Tuesday, October 13, 2015

Husband's view of breast cancer

One husband’s view of breast cancer
It’s hard to believe it was eight years ago that we went through the absolute worst experience of our marriage, and there have been some pips. 
It was just before New Year’s Day, 2008 that I received the call I had hoped wouldn’t come. I had changed jobs four months earlier and was working for an investment company, trying to sell stocks and bonds out of the back seat of my Chevy HHR. 
“Psst. Hey, Bud, wanna buy a bond?”
There was more to it than that but that’s the way it felt at times as I walked the streets and roads of Fountain County during a cold, cold winter. One day, the temperature never rose above zero. I was thankful that day that I had made friends with a nice couple in Covington who shared a steaming hot beverage from their new Keurig coffeemaker with me. 
But on this day, I was driving down the road on my way home and was approaching a bridge when my phone rang. A glance at the screen told me it was it was my wife, Linda. 
We had been expecting to hear the results of her biopsy. She had prepared our family on Christmas Day. 
“We have the results,” she began. “It’s not good.” 
She had breast cancer and would face several surgeries in 2008 at St. Vincent Hospital, Indianapolis. We became very familiar with 96th Street and the hospital that year. I came to know what to order in the cafeteria and I even ran into a man who attended our church. I had not realized he worked for St. Vincent’s until I saw him in the cafeteria one day, he with a mop in his hand and me with our future on my mind. 
When we first visited Dr.
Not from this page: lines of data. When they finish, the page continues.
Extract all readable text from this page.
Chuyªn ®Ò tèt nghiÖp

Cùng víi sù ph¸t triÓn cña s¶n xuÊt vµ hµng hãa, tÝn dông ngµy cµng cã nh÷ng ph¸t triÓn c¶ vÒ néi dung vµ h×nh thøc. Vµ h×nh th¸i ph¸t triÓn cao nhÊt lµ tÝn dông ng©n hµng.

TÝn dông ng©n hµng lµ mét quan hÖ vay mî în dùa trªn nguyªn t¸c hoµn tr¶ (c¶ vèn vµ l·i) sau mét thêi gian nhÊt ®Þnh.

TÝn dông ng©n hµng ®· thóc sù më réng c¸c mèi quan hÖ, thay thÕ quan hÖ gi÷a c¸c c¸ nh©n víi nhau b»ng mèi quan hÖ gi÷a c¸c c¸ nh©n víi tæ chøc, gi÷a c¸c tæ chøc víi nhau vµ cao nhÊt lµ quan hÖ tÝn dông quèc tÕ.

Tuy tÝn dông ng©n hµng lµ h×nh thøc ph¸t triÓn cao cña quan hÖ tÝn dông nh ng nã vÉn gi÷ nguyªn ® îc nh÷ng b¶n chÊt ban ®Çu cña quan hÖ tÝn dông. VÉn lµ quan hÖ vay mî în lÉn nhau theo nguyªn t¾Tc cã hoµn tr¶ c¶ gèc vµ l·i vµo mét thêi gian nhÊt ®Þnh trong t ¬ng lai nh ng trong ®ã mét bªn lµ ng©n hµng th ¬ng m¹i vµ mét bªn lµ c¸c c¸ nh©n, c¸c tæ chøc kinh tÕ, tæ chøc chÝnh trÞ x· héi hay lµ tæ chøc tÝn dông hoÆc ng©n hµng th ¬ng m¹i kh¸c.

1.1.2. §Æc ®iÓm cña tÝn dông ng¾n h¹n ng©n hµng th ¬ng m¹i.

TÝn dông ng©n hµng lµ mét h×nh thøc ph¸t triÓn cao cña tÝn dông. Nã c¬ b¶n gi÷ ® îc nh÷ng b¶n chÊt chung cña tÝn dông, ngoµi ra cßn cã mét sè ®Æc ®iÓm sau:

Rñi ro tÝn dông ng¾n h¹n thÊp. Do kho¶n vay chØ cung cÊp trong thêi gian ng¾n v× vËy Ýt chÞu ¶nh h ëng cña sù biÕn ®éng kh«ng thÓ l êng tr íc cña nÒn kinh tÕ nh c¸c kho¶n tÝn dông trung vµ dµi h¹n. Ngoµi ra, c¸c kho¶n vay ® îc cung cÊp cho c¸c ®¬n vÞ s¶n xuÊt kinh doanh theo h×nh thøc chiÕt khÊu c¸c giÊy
Schmidt’s office, I went in after Linda had some time alone with him. 
“Do you have any questions?” he asked me. 
“Should I take family leave?”
I thought Linda would be incapacitated by her surgery. 
Mom had a mastectomy and went straight to a nursing home. Dad had lung cancer and became practically an invalid at home with terrible reactions to chemotherapy. 
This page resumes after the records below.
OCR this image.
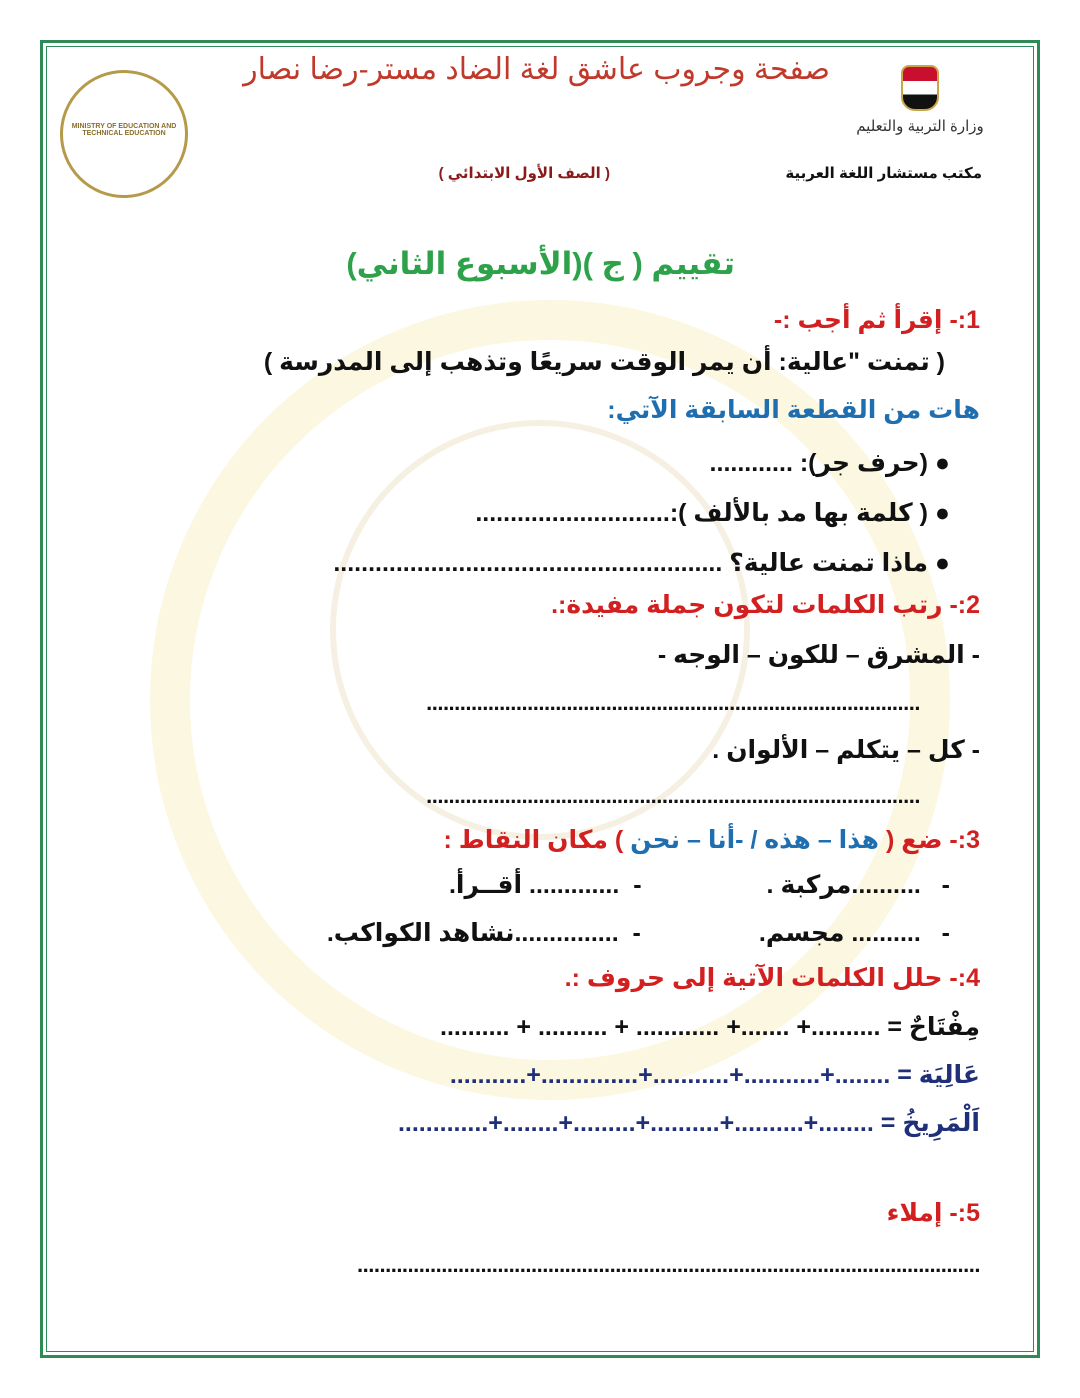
MINISTRY OF EDUCATION AND TECHNICAL EDUCATION	وزارة التربية والتعليم
صفحة وجروب عاشق لغة الضاد مستر-رضا نصار
مكتب مستشار اللغة العربية
( الصف الأول الابتدائي )
تقييم ( ج )(الأسبوع الثاني)
1:- إقرأ ثم أجب :-
( تمنت "عالية: أن يمر الوقت سريعًا وتذهب إلى المدرسة )
هات من القطعة السابقة الآتي:
● (حرف جر): ............
● ( كلمة بها مد بالألف ):............................
● ماذا تمنت عالية؟ ........................................................
2:- رتب الكلمات لتكون جملة مفيدة:.
- المشرق – للكون – الوجه -
........................................................................................
- كل – يتكلم – الألوان .
........................................................................................
3:- ضع ( هذا – هذه / -أنا – نحن ) مكان النقاط :
-   ..........مركبة .                  -  ............. أقــرأ.
-   .......... مجسم.                 -  ...............نشاهد الكواكب.
4:- حلل الكلمات الآتية إلى حروف :.
مِفْتَاحٌ = ..........+ .......+ ............ + .......... + ..........
عَالِيَة = ........+...........+...........+..............+...........
اَلْمَرِيخُ = ........+..........+..........+.........+........+.............
5:- إملاء
...............................................................................................................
I remembered him vomiting in the middle of the night and seeing the ambulance pick him up early in the morning  on more than one occasion to take him to the hospital. Then there was the time he spent one day in a nursing home before returning to the hospital where he died. 
“Should I take family leave?” I asked. 
“Why? Are you sick?” Dr. Schmidt replied. “No, Linda is not going to be an invalid. We want her up and returning to her normal activities as soon as possible.” 
Then he turned to her. 
“You can probably get him to help out around the house,” he said to Linda. 
We have come to deeply appreciate Dr. Schmidt in the years since that initial conversation.   
It was difficult for me to think about the unknown future before Linda’s first surgery.
I was working for a newspaper and the day before surgery I was asked to put together the page filled with weddings, anniversaries and birthdays. 
I usually do a pretty good job with that sort of thing but that day I think I messed up every caption for every photo on the page. 
Our editor and publisher were kind and understanding, but we all agreed I would take the day off if personal problems prevented me from concentrating on my work in the future. 
Linda was on a pain pump right after the several surgeries she had that year. I was glad I could help in some way. One of my jobs was to strip her drainage tube. By forcing liquid out of the tube, we kept it flowing. 
She made up a song. 
“Wash your hands, wash your hands, wash your hands,” she sang to me before I started every time. 
Each time Dr. Schmidt removed a lump, he found the tissue in the perimeter around it was not clear, so he had to go back and remove some more. 
The surgeries were outpatient, so Linda got to go home the same day. 
One time, the nurse released Linda before she was ready.
While coughing, she tore out many of the stitches and had to go back into surgery yet again. 
On another occasion, I had to take matters into my own hands. She was listless and wasn’t waking up. 
Linda’s parents were visiting and none of us knew what to do, so I called her oncologist. 
“I will prescribe a patch you can put on her neck like a Band-Aid,” she told me on the phone. “If that doesn’t work, you will have to call an ambulance and have her taken to the hospital.” 
It worked and Linda perked up. 
I found prayer to be a great source of comfort during those bad days. 
I go to a church that has a pretty informal worship service. I remember sitting in front, near the pulpit, praying silently, while those around me were visiting and laughing before the service. 
All of a sudden I felt a bump as a woman I had known for years slid in next to me. She wanted to visit. I did not.
I nearly lost control of my emotions because I did not need a visit right then. 
On that day, Linda was sick and did not feel up to going to church but she wanted me to go. 
I often sought counsel from others who had gone through cancer. 
The year after Linda had surgeries I was doing interviews with cancer survivors to promote the Relay for Life. 
One day, after an interview, I rode down in the elevator with Janet Dixon who had lost her sister to cancer and was herself a survivor. 
“Every time Linda gets cold, I start worrying,” I confessed to her. 
When she told me that was a common emotion for the loved ones of cancer survivors, I felt better. That 30-second conversation helped immensely. 
Now, nearly eight years later, I still watch out for Linda’s health and I tend to be unduly concerned whenever she gets the flu or has other health issues.

I no longer take good health for granted.